L'histoire récente de la Tunisie en Coupe du Monde a été marquée par des éliminations en phase de groupes. En 2018 comme en 2022, les Aigles de Carthage n'ont pas réussi à se qualifier, un schéma qu'ils souhaitent désespérément briser alors qu'ils se dirigent vers le tournoi élargi à 48 équipes aux États-Unis, au Canada et au Mexique.
Sabri Lamouchi a pris les rênes après une campagne décevante de la Coupe d'Afrique des Nations au Maroc, où la Tunisie n'a pas impressionné. L'entraîneur né en France a rapidement inculqué une discipline défensive qui était évidente lors de la dernière fenêtre internationale. La Tunisie a enregistré une étroite victoire 1-0 contre Haïti et un match nul sans but à l'extérieur contre le Canada, affichant une défense compacte mais un potentiel offensif limité.
Ces résultats, bien que positifs, ont souligné un problème persistant : la Tunisie a du mal à marquer des buts. Contre Haïti, l'unique frappe a suffi, mais l'équipe a créé peu d'occasions nettes. Dans l'impasse avec le Canada, ils n'ont pas réussi à trouver le filet du tout. Pour une équipe qui vise à rivaliser avec des nations comme les Pays-Bas et le Japon dans le Groupe F, un tel rendement offensif est dangereusement faible.

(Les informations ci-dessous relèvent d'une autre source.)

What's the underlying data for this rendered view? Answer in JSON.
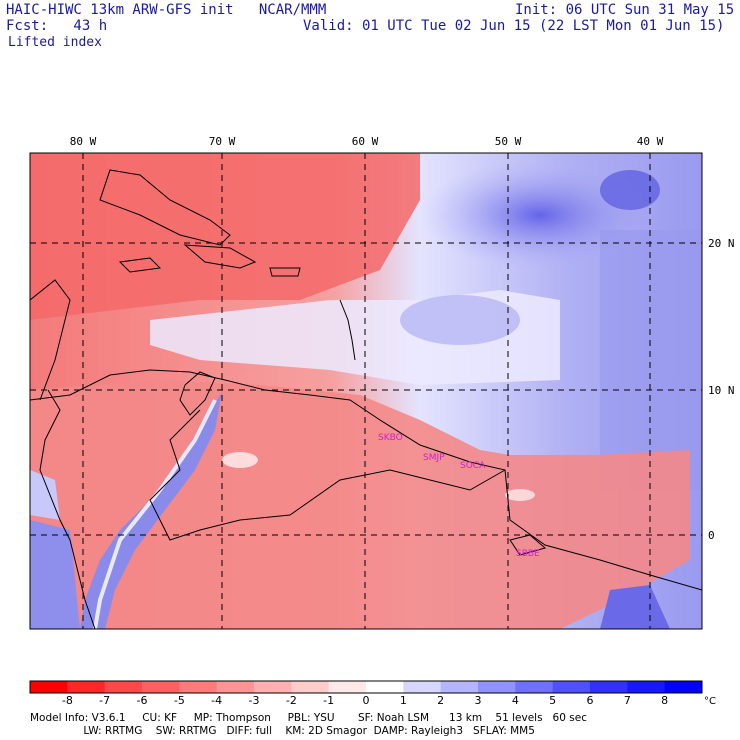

Le Groupe F est l'un des plus difficiles du tirage au sort de la Coupe du Monde. Les Pays-Bas apportent une richesse de talent et d'expérience, le Japon s'est imposé comme une équipe de phase à élimination directe capable de battre les meilleurs européens, et la Suède présente un obstacle physique et bien organisé. La Tunisie ne peut pas compter uniquement sur sa défense pour survivre dans ce groupe ; elle doit devenir plus dynamique dans le dernier tiers du terrain.
L'amical de lundi contre l'Autriche offre un test décisif idéal. Les Autrichiens, sous Ralf Rangnick, pratiquent un pressing de haute intensité qui forcera la Tunisie à déplacer le ballon rapidement et à prendre des décisions sous pression. C'est précisément le genre d'examen dont Lamouchi a besoin pour évaluer la préparation de son équipe pour le tournoi estival.
Pour la Tunisie, le match est aussi l'occasion d'envoyer un message à ses rivaux. Une performance convaincante ou une victoire insufflerait de la confiance à une équipe qui a souvent échoué sur la plus grande scène. Lamouchi a parlé de la nécessité de « franchir le seuil » de la phase de groupes, et ce voyage commence par des performances comme celle attendue lundi.
Au-delà des préoccupations tactiques immédiates, le match revêt une importance pour les joueurs. Plusieurs Tunisiens clés postulent pour des rôles de titulaires, et une bonne performance contre une opposition européenne pourrait consolider leur place. L'amical permet également à Lamouchi d'expérimenter avec des formations et des associations, notamment en attaque, où l'équipe manque d'un buteur fiable.
L'expansion de la Coupe du Monde à 48 équipes a ouvert la porte à davantage de nations pour rêver, mais les ambitions de la Tunisie vont au-delà de la simple participation. S'étant qualifiée régulièrement, elle vise désormais à avoir un réel impact. Le succès aux États-Unis élèverait le programme et inspirerait une nouvelle génération, mais cela nécessite un tempérament compétitif éprouvé.
En regardant vers l'avenir, le chemin vers la Coupe du Monde comprend d'autres matchs amicaux et probablement un camp de préparation en Amérique du Nord. Chaque étape doit être franchie avec précision. Le match contre l'Autriche n'est pas seulement un échauffement ; c'est une pierre angulaire de l'identité tactique que Lamouchi tente de forger.
Basé sur des reportages de L'Équipe.